MARIE ETAIT UNE PIANISTE SUEDOISE

Naïvement, lorsque l’on évoque aujourd’hui le nom de Marie, mère de Jésus, le nom de «Palestine» surgit tout de suite à l’esprit.

 

Pourtant, à y réfléchir de plus près, à aucun moment, l’image mentale de ladite Marie qui se dessine dans notre esprit, ne ressemble à l’image de ces femmes que l’on peut voir dans nos actualités télévisées.

 

Et pour cause. Le morphotype de Marie, depuis l’origine, est celui d’une Européenne, non d’une Sémite. Qu’il s’agisse de la statuaire ou de la littérature, les descriptifs ne laissent place à aucun doute : Marie est née quelque part entre la Francie et la Suède.

 

Prenons, par exemple, l’ouvrage de l’abbé U. Maynard, intitulé «La sainte Vierge», éd. Firmin-Diderot, Paris, 1894, très abondamment illustré. Je vous en cite un petit passage, qui me laisse à penser que son auteur (dont on sent au demeurant l'exaltation concupiscente) était présent ce jour là, tant la précision dans le détail est poussée :

Marie jouant pour Joseph la lettre à Elie

« Telle qu’elle apparut pour la première fois à Joseph, Marie – si nous osons décrire avec les traits vulgaires cette beauté unique, - était d’une taille un peu au dessus de la moyenne.
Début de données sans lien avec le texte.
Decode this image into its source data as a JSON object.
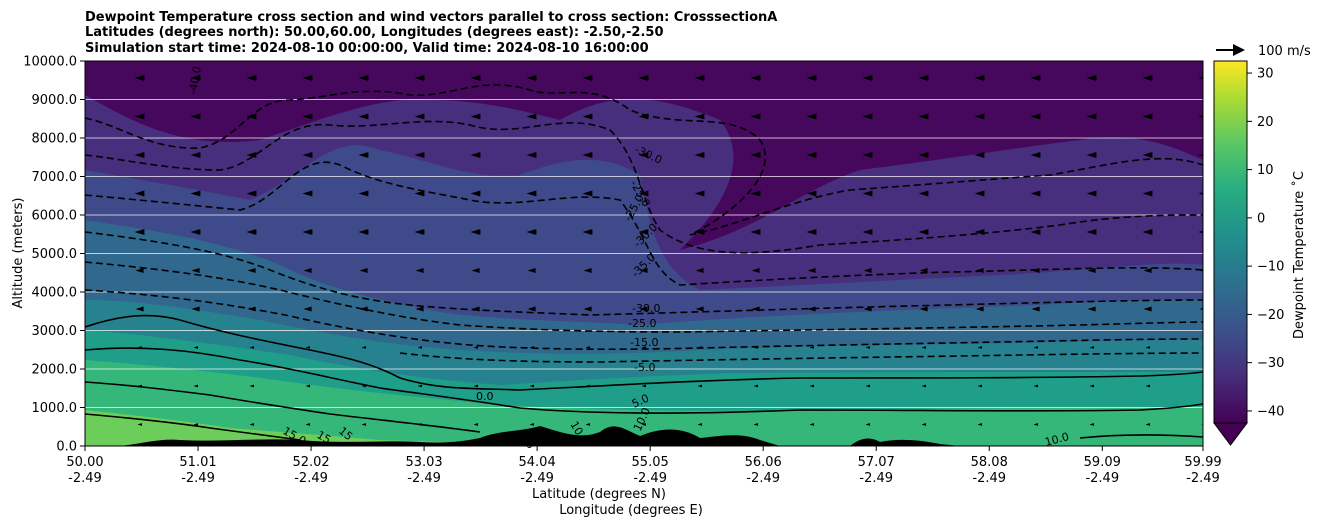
{
  "figure": {
    "title_lines": [
      "Dewpoint Temperature cross section and wind vectors parallel to cross section: CrosssectionA",
      "Latitudes (degrees north): 50.00,60.00, Longitudes (degrees east): -2.50,-2.50",
      "Simulation start time: 2024-08-10 00:00:00, Valid time: 2024-08-10 16:00:00"
    ],
    "quiver_key_label": "100 m/s"
  },
  "chart_data": {
    "type": "contour",
    "xlabel": "Latitude (degrees N)",
    "xlabel2": "Longitude (degrees E)",
    "ylabel": "Altitude (meters)",
    "ylim": [
      0,
      10000
    ],
    "y_ticks": [
      "0.0",
      "1000.0",
      "2000.0",
      "3000.0",
      "4000.0",
      "5000.0",
      "6000.0",
      "7000.0",
      "8000.0",
      "9000.0",
      "10000.0"
    ],
    "x_ticks": [
      {
        "lat": "50.00",
        "lon": "-2.49"
      },
      {
        "lat": "51.01",
        "lon": "-2.49"
      },
      {
        "lat": "52.02",
        "lon": "-2.49"
      },
      {
        "lat": "53.03",
        "lon": "-2.49"
      },
      {
        "lat": "54.04",
        "lon": "-2.49"
      },
      {
        "lat": "55.05",
        "lon": "-2.49"
      },
      {
        "lat": "56.06",
        "lon": "-2.49"
      },
      {
        "lat": "57.07",
        "lon": "-2.49"
      },
      {
        "lat": "58.08",
        "lon": "-2.49"
      },
      {
        "lat": "59.09",
        "lon": "-2.49"
      },
      {
        "lat": "59.99",
        "lon": "-2.49"
      }
    ],
    "xlim": [
      50.0,
      59.99
    ],
    "grid": "horizontal",
    "colorbar": {
      "label": "Dewpoint Temperature ˚C",
      "range": [
        -42.5,
        32.5
      ],
      "ticks": [
        "30",
        "20",
        "10",
        "0",
        "−10",
        "−20",
        "−30",
        "−40"
      ],
      "extend": "min",
      "colormap": "viridis"
    },
    "contour_levels_dashed": [
      -40,
      -35,
      -30,
      -25,
      -20,
      -15,
      -10,
      -5
    ],
    "contour_levels_solid": [
      0,
      5,
      10,
      15
    ],
    "contour_labels": [
      "-40.0",
      "-30.0",
      "-25.0",
      "-25.0",
      "-30.0",
      "-35.0",
      "-30.0",
      "-25.0",
      "-15.0",
      "-5.0",
      "0.0",
      "5.0",
      "10.0",
      "10.0",
      "10.0",
      "15.0",
      "15",
      "15",
      "10.0"
    ],
    "wind_vectors": "mostly westward (toward decreasing latitude) aloft, weak near surface"
  }
}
Son port avait de la noblesse, son maintien de la dignité et de l’aisance, sa démarche quelque chose de flexible et de ferme, d'onduleux et de grave. Son visage était d’un bel ovale, son teint de la couleur du froment qui commence à mûrir, mais pur et nuancé de rose. Elle avait le front ouvert et uni, les sourcils bruns et nettement arqués, les yeux d’une teinte où se fondaient le bleu tendre et le vert pâle, le regard d’une vivacité tempérée par une douceur sereine, le nez droit avec les narines légèrement dilatées, la bouche moyenne et gracieuse, les lèvres minces et vermeil, le menton d’une forme suave et parfaite. Ses cheveux blonds et abondants flottaient librement sur ses épaules, à peine retenus au front et aux tempes par une bandelette. Son pied remplissait à peine son étroite sandale et sa main délicate montrait, en se déployant, des doigts longs et déliés ».

 

Et la description se poursuit jusqu’à la comparer même avec une divinité athénienne. Quant à Joseph, « s’il offre un éclat plus voilé, il attire et charme par son ombre même ».
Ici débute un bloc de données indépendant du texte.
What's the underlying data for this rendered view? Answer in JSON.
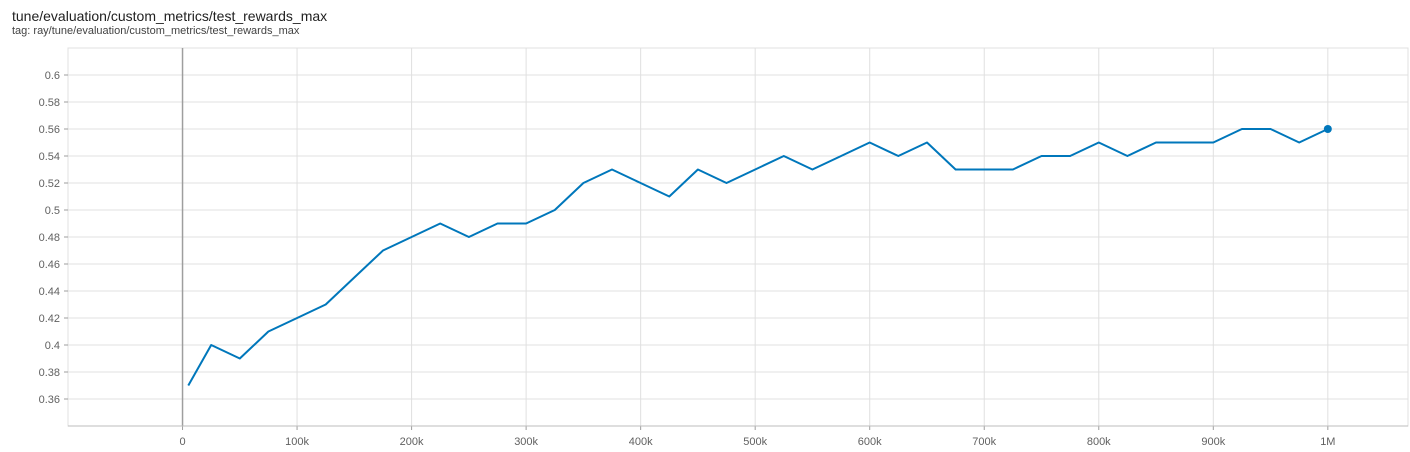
{
  "header": {
    "title": "tune/evaluation/custom_metrics/test_rewards_max",
    "tag": "tag: ray/tune/evaluation/custom_metrics/test_rewards_max"
  },
  "chart_data": {
    "type": "line",
    "title": "tune/evaluation/custom_metrics/test_rewards_max",
    "xlabel": "",
    "ylabel": "",
    "xlim": [
      -100000,
      1070000
    ],
    "ylim": [
      0.34,
      0.62
    ],
    "x_ticks": [
      0,
      100000,
      200000,
      300000,
      400000,
      500000,
      600000,
      700000,
      800000,
      900000,
      1000000
    ],
    "x_tick_labels": [
      "0",
      "100k",
      "200k",
      "300k",
      "400k",
      "500k",
      "600k",
      "700k",
      "800k",
      "900k",
      "1M"
    ],
    "y_ticks": [
      0.36,
      0.38,
      0.4,
      0.42,
      0.44,
      0.46,
      0.48,
      0.5,
      0.52,
      0.54,
      0.56,
      0.58,
      0.6
    ],
    "y_tick_labels": [
      "0.36",
      "0.38",
      "0.4",
      "0.42",
      "0.44",
      "0.46",
      "0.48",
      "0.5",
      "0.52",
      "0.54",
      "0.56",
      "0.58",
      "0.6"
    ],
    "grid": true,
    "legend": "none",
    "colors": {
      "smoothed": "#0077bb",
      "raw": "#a6d4e8",
      "zero_line": "#9e9e9e"
    },
    "series": [
      {
        "style": "raw",
        "x": [
          5000,
          25000,
          50000,
          75000,
          100000,
          125000,
          150000,
          175000,
          200000,
          225000,
          250000,
          275000,
          300000,
          325000,
          350000,
          375000,
          400000,
          425000,
          450000,
          475000,
          500000,
          525000,
          550000,
          575000,
          600000,
          625000,
          650000,
          675000,
          700000,
          725000,
          750000,
          775000,
          800000,
          825000,
          850000,
          875000,
          900000,
          925000,
          950000,
          975000,
          1000000
        ],
        "y": [
          0.37,
          0.4,
          0.39,
          0.41,
          0.42,
          0.43,
          0.45,
          0.47,
          0.48,
          0.49,
          0.48,
          0.49,
          0.49,
          0.5,
          0.52,
          0.53,
          0.52,
          0.51,
          0.53,
          0.52,
          0.53,
          0.54,
          0.53,
          0.54,
          0.55,
          0.54,
          0.55,
          0.53,
          0.53,
          0.53,
          0.54,
          0.54,
          0.55,
          0.54,
          0.55,
          0.55,
          0.55,
          0.56,
          0.56,
          0.55,
          0.56
        ]
      },
      {
        "style": "smoothed",
        "x": [
          5000,
          25000,
          50000,
          75000,
          100000,
          125000,
          150000,
          175000,
          200000,
          225000,
          250000,
          275000,
          300000,
          325000,
          350000,
          375000,
          400000,
          425000,
          450000,
          475000,
          500000,
          525000,
          550000,
          575000,
          600000,
          625000,
          650000,
          675000,
          700000,
          725000,
          750000,
          775000,
          800000,
          825000,
          850000,
          875000,
          900000,
          925000,
          950000,
          975000,
          1000000
        ],
        "y": [
          0.37,
          0.4,
          0.39,
          0.41,
          0.42,
          0.43,
          0.45,
          0.47,
          0.48,
          0.49,
          0.48,
          0.49,
          0.49,
          0.5,
          0.52,
          0.53,
          0.52,
          0.51,
          0.53,
          0.52,
          0.53,
          0.54,
          0.53,
          0.54,
          0.55,
          0.54,
          0.55,
          0.53,
          0.53,
          0.53,
          0.54,
          0.54,
          0.55,
          0.54,
          0.55,
          0.55,
          0.55,
          0.56,
          0.56,
          0.55,
          0.56
        ]
      }
    ],
    "last_point": {
      "x": 1000000,
      "y": 0.56
    }
  }
}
Et en fait, tout le reste de l’ouvrage, comme d’à peu près tous les autres produits à cette époque et antérieurement, est de la même veine sur tous les aspects abordés de la vie de Marie.

 

Alors évidemment, je conçois qu’il y a quelque chose de parfaitement impie et iconoclaste, à considérer que nous ne sommes pas là dans la logique. D’autant qu’en 1890, alors qu’on avait déjà commencé à élaborer les théories raciales, il était quand même facile, en toute logique, de savoir que Marie, selon toute probabilité raisonnablement évaluée, n’avait rien d’une Suédoise, mais tout d’une Sémite, donc au nez busqué, aux lèvres plus charnues que minces, aux cheveux noirs, aux yeux marrons, etc. ; que selon toute probabilité, elle avait les cheveux couverts et non volant au vent, sauf à faire partie des prostituées. Car ainsi le voulaient la coutume et la loi juive.

Enfin, si elle travaillait la terre, elle avait certainement des mains calleuses et non des mains de pianiste. Encore que... les pianistes peuvent avoir des cals au bout des doigts. Sans oublier que même les déesses grecques, devaient avoir le teint plutôt mat, les yeux plutôt marron, et les cheveux plutôt de couleur brune.

 

Malgré tout ce qui pourrait apparaître comme une évidence, rien n’y fait, Marie est toujours, dans l’imaginaire le plus courant, une pianiste suédoise.